For this tutorial, you must create two LoRA customization jobs: one with sequence_packing_enabled set to true and another with the same field set to false.

Tip

For enhanced visualization, it’s recommended to provide a WandB API key in the wandb-api-header HTTP header. Remove wandb-api-header from the request if the WANDB_API_KEY is not set.

Create the customization job with sequence packing enabled:

export WANDB_API_KEY=<YOUR_WANDB_API_KEY>

curl --location \
"https://${CUST_HOSTNAME}/v1/customization/jobs" \
--header "wandb-api-key: ${WANDB_API_KEY}" \
--header 'Accept: application/json' \
--header 'Content-Type: application/json' \
--data '{
    "config": "meta/llama-3.2-1b-instruct@v1.0.0+A100",
    "dataset": {
        "name": "test-dataset"
    },
    "hyperparameters": {
        "sequence_packing_enabled": true,
        "training_type": "sft",
        "finetuning_type": "lora",
        "epochs": 10,
        "batch_size": 16,
        "learning_rate": 0.00001,
        "lora": {
            "adapter_dim": 16
        }
    }
}' | jq

Note the customization_id. It will be needed later.

Create another customization job with sequence packing disabled:

export WANDB_API_KEY=<YOUR_WANDB_API_KEY>

curl --location \
"https://${CUST_HOSTNAME}/v1/customization/jobs" \
--header "wandb-api-key: ${WANDB_API_KEY}" \
--header 'Accept: application/json' \
--header 'Content-Type: application/json' \
--data '{
    "config": "meta/llama-3.2-1b-instruct@v1.0.0+A100",
    "dataset": {
        "name": "test-dataset"
    },
    "hyperparameters": {
        "sequence_packing_enabled": false,
        "training_type": "sft",
        "finetuning_type": "lora",
        "epochs": 10,
        "batch_size": 16,
        "learning_rate": 0.00001,
        "lora": {
            "adapter_dim": 16
        }
    }
}' | jq

Note the customization_id. It will be needed later.

Monitor LoRA Customization Jobs#

Use the customization_id from each job to make a GET request for status details.

curl ${CUST_HOSTNAME}/v1/customization/jobs/${customizationID}/status | jq

The response includes timestamped training and validation loss values.
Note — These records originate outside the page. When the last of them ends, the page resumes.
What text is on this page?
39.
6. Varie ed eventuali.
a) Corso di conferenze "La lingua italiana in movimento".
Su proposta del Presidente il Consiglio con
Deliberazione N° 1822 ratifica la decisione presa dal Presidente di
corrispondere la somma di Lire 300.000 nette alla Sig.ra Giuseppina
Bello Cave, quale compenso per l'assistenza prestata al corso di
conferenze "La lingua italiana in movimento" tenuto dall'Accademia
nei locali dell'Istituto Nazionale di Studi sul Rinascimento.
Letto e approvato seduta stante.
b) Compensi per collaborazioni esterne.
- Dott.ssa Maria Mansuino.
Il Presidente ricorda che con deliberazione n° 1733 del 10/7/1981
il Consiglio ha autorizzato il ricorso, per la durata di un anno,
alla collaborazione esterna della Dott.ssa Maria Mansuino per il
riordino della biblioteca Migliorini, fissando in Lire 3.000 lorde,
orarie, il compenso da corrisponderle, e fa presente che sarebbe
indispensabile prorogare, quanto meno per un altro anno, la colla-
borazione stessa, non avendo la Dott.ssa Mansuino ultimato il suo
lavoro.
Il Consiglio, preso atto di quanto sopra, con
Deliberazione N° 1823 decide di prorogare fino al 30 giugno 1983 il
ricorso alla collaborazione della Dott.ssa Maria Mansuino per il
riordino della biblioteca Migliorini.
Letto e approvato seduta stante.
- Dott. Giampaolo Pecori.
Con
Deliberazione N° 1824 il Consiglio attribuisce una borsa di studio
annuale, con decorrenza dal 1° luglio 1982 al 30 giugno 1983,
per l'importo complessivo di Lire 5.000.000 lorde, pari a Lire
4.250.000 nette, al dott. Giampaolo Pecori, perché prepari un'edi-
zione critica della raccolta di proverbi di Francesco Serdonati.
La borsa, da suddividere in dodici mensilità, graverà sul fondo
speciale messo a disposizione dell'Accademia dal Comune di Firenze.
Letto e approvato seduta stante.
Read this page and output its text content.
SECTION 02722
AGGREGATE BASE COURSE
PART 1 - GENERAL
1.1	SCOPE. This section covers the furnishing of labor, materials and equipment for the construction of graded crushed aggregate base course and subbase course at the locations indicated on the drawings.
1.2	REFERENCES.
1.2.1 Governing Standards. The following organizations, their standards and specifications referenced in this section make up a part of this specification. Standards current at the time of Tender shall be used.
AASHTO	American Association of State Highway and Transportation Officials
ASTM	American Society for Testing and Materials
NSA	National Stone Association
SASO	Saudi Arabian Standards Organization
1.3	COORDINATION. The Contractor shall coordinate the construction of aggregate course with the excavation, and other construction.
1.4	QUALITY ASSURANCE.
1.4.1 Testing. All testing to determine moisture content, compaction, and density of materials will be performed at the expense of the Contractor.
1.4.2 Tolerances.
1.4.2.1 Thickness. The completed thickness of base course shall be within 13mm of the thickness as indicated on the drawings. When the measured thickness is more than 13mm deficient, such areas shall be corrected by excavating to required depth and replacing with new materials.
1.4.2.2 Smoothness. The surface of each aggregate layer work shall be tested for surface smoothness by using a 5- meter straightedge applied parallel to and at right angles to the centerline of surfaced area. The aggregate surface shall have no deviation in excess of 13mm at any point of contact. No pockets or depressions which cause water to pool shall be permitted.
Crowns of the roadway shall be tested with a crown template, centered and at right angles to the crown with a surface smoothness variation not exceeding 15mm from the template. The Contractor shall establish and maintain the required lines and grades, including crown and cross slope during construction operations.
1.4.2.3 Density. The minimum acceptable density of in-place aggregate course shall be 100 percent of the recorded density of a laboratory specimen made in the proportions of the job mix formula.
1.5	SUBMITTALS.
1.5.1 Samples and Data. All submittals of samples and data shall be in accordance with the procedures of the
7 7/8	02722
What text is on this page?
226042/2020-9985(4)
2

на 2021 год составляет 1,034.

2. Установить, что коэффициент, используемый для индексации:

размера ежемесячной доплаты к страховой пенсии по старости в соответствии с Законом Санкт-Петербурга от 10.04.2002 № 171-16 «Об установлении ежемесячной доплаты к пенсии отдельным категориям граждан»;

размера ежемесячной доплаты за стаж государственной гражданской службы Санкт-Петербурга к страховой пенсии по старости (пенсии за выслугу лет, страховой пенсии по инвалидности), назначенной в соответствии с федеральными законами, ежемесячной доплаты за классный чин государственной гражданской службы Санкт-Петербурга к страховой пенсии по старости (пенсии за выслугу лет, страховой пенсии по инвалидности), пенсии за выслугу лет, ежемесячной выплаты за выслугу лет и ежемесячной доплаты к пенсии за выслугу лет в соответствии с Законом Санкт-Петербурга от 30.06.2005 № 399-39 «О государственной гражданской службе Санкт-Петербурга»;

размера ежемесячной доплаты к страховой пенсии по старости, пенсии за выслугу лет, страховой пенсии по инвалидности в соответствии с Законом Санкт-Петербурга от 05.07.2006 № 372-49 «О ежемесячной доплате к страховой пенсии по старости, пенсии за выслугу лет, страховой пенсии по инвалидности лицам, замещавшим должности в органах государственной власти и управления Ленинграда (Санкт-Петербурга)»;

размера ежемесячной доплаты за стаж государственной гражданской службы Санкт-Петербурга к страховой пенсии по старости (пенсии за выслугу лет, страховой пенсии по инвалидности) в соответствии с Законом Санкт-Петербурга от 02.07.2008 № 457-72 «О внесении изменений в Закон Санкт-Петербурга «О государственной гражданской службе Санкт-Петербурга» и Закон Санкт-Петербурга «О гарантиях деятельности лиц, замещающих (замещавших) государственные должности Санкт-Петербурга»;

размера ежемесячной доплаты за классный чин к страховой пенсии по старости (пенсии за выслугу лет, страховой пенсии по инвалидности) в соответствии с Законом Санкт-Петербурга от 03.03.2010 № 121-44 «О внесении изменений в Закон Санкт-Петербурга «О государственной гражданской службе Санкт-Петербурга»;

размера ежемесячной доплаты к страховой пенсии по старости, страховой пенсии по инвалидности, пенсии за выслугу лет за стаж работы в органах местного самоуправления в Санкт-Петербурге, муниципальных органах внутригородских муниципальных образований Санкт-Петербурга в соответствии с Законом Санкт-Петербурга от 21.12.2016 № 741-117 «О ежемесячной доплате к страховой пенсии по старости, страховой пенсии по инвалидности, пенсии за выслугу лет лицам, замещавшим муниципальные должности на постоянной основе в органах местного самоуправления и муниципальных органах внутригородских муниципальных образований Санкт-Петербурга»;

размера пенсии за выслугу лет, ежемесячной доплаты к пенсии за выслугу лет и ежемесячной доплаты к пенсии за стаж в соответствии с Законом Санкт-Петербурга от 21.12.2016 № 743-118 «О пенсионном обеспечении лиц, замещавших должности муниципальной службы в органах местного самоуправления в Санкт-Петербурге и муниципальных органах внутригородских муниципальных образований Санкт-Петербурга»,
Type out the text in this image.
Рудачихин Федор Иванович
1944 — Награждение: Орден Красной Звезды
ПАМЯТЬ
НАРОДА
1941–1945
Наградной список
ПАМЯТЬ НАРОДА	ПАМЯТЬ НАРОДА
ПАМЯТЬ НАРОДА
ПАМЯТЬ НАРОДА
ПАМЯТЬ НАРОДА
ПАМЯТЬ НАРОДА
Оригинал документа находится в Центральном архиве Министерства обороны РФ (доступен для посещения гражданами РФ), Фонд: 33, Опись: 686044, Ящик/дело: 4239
The expected validation loss for both jobs should be similar.

View Jobs in Weights & Biases#

To enable W&B integration, include your WandB API key when creating a customization job in the call header. Then view your results at wandb.ai under the nvidia-nemo-customizer project.

Validation Loss Curves#

The expected validation loss curves should match closely for both jobs. W&B chart - val_loss

Sequence packed version should complete significantly faster. W&B chart - runtime

GPU Utilization#

Sequence packed version should have a higher GPU utilization. W&B chart - gpu utilizaiton

GPU Memory Allocation#

Sequence packed version should have a higher GPU Memory Allocation. W&B chart - gpu memory

Sequence Packing Statistics#

Sequence packing statistics can be found under run config. W&B chart - sequence packing stats

Note

The W&B integration is optional. When enabled, we’ll send training metrics to W&B using your API key. While we encrypt your API key and don’t log it internally, please review W&B’s terms of service before use.

Next Steps#

Now that you have created an optimized customization job, you can evaluate the output using NeMo Microservices Evaluator.